Ramanman · Answer 1 · 2020-03-21T20:03:16+0000

Answer:

D)
x^(2) + 2x + 3 .

Explanation:

All four polynomials are quadratic, meaning that the highest power of the unknown
in the equation is two.

The sign of the quadratic discriminant,
$\Delta$ , is a way to tell if a quadratic polynomial comes with non-real solutions.

There are three cases:

$\Delta > 0$ . The quadratic discriminant is positive. There are two real solutions and no non-real solution. The two solutions are different from each other.
$\Delta = 0$ . The quadratic discriminant is zero. There is one real solution and no non-real solution.
$\Delta <0$ . The quadratic discriminant is negative. There is no real solution and two non-real solutions.
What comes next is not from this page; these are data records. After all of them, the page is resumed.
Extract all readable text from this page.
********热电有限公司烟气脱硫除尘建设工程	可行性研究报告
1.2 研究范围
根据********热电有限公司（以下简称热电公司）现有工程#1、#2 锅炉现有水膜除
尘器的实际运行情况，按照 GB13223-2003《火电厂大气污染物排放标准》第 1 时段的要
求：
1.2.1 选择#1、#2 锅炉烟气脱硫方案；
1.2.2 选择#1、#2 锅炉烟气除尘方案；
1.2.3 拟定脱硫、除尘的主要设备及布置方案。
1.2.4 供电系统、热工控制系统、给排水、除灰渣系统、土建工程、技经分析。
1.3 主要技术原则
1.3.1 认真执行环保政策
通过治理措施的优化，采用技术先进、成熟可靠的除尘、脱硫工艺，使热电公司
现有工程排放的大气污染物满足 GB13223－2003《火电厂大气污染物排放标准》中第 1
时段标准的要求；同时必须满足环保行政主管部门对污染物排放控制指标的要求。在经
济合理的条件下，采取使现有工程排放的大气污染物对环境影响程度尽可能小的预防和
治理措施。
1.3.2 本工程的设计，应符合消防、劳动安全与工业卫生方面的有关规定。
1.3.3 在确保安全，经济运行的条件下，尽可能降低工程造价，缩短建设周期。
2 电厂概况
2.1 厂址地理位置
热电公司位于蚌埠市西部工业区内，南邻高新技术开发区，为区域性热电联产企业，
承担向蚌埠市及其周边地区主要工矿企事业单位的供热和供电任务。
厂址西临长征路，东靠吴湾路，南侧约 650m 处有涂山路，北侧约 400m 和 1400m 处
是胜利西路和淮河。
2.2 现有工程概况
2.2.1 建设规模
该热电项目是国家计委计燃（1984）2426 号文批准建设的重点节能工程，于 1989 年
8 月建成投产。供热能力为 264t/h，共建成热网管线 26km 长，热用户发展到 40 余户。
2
How to find the quadratic discriminant?

If the equation is in this form:

$a \; x^(2) + b\;x + c = 0$ ,

where a, b, and c are real numbers (a.k.a. "constants.")

Quadratic discriminant:

$\Delta = {b^(2) - 4\;a\cdot c}$ .

Polynomial in A:

x^(2) - 6x + 3 = 0 .

$\Delta = b^(2) - 4 \;a\cdot c = (-6)^(2) - 4* 1* 3 = 36 - 12 = 24$ .

$\Delta > 0$ . There will be no non-real solutions and two distinct real solutions.

Try the steps above for the polynomial in B, C, and D.